Hooks are tough, and they don’t always work, obviously. I recall talking this over with a friend a year or so back. We both pulled out books and read hooks to one another. Our tastes sometimes overlapped, but not as often as we’d expected-even in the same book. I remember her saying “Here’s one that simply has to grab you!” and reading the opening line of a mystery, which described vividly a dead woman floating down a river in the middle of a big city. I had to tell her that that was an instant turn-off for me, wuss that I am.
Over the years I’ve read essays by various great writers and critics who said that the opening line of Pride and Prejudice was a hook for them. It never was for me. P&P’s opening chapter (it’s only two and a half pages long) was a net. I love that term ‘net.’ The image I got from
rysmiel’s nifty comment a couple of posts ago was of a net weaving itself around me, strand by strand, until one thread weaves them all together with a snap, pulling me into the world of the book. The strands of the net in P&P was the humorous exchange of the opening scene, Mrs. Bennet’s silliness countered by her husband’s jokes; the snap was the line in which he says that the mysterious Mr. Bingley might like her better than any of her five daughters.
Does anyone want to examine openings of specific books more closely? In case, here’s my take on Sorcery and Cecelia
This book netted me securely by the third page-its opening letter being about the same length as the opening chapter in P&P. When I first opened it, I was charmed to find an epistolary novel. How many of those had I seen outside of the nineteenth century ones? Not many. When I was thirteen, a friend and I wrote four of them, bang, bang, bang, bang, in code so no grownups would nose and make fun of them.
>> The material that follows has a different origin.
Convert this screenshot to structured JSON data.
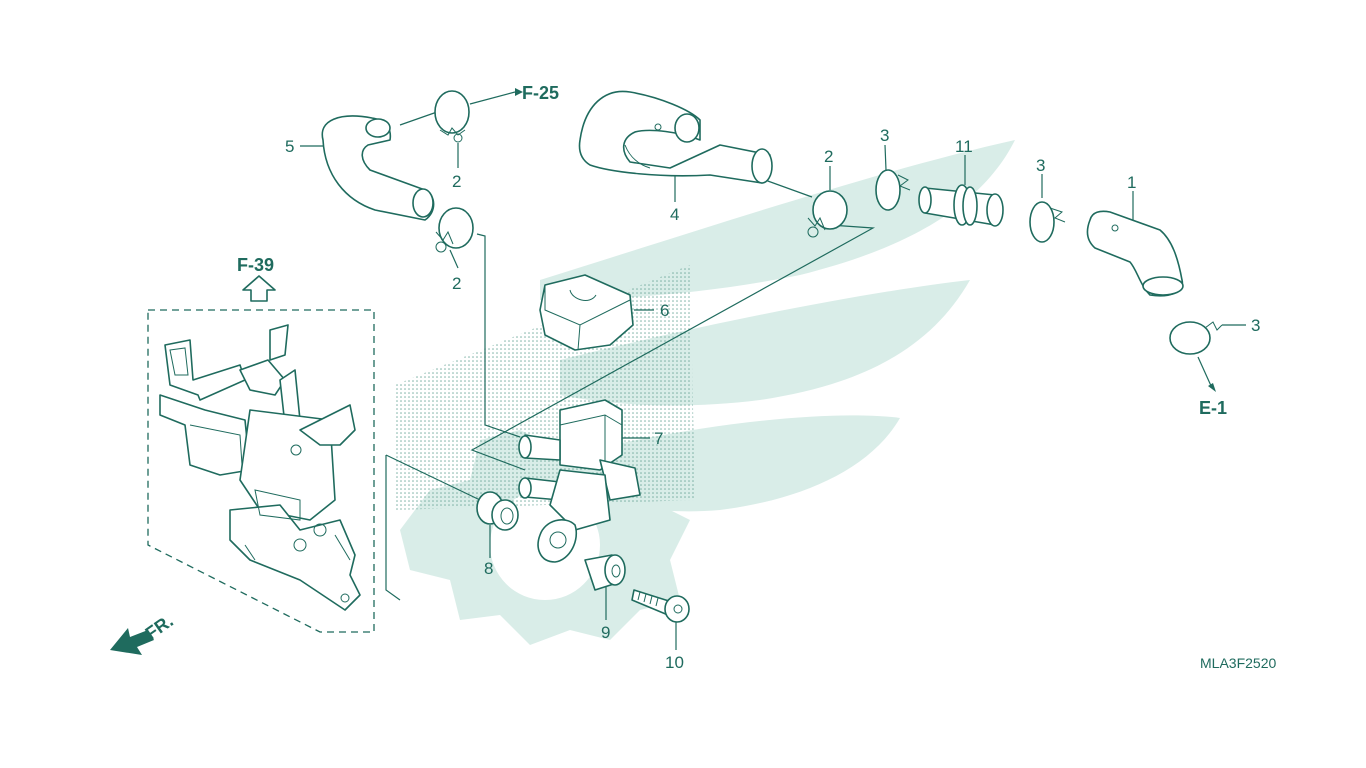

They were all historical novels, the first sort of a generic Past (in which there are horses, swords, and our heroines get to have long hair and long dresses), the second set in the American Revolution, the third in the French Revolution, and the fourth during the 1660s somewhere in the Lowlands, where we figured we could create a tiny kingdom. Why did we set it then? One of the strongest draws were those mighty wigs people wore, wigs just begging for being fished up by heroines from the heads of villains. Hey, we were thirteen.
So here’s a letter novel, and the contract with the reader within the first paragraph offers humor, character, and a sunny alternate Regency England in which the Corn Laws do not exist, there are no children dying in mineshafts at age six, or relatives vanishing in Spitalfields, to reappear (had anyone known it) as the main ingredient of street-sellers’ pork pies. In other words, a romance, with humor, with character, all presented in lovely clothes.
The net spins securely around me, the snap being the lines at the top of page three And there may be more excitement to come. Sir Hilary Bedrick has just been named to the Royal College of Wizards . . .
Romance, humor, and magic! Netted! I’m out of this world and into that one-I cannot stop reading until I reach the end.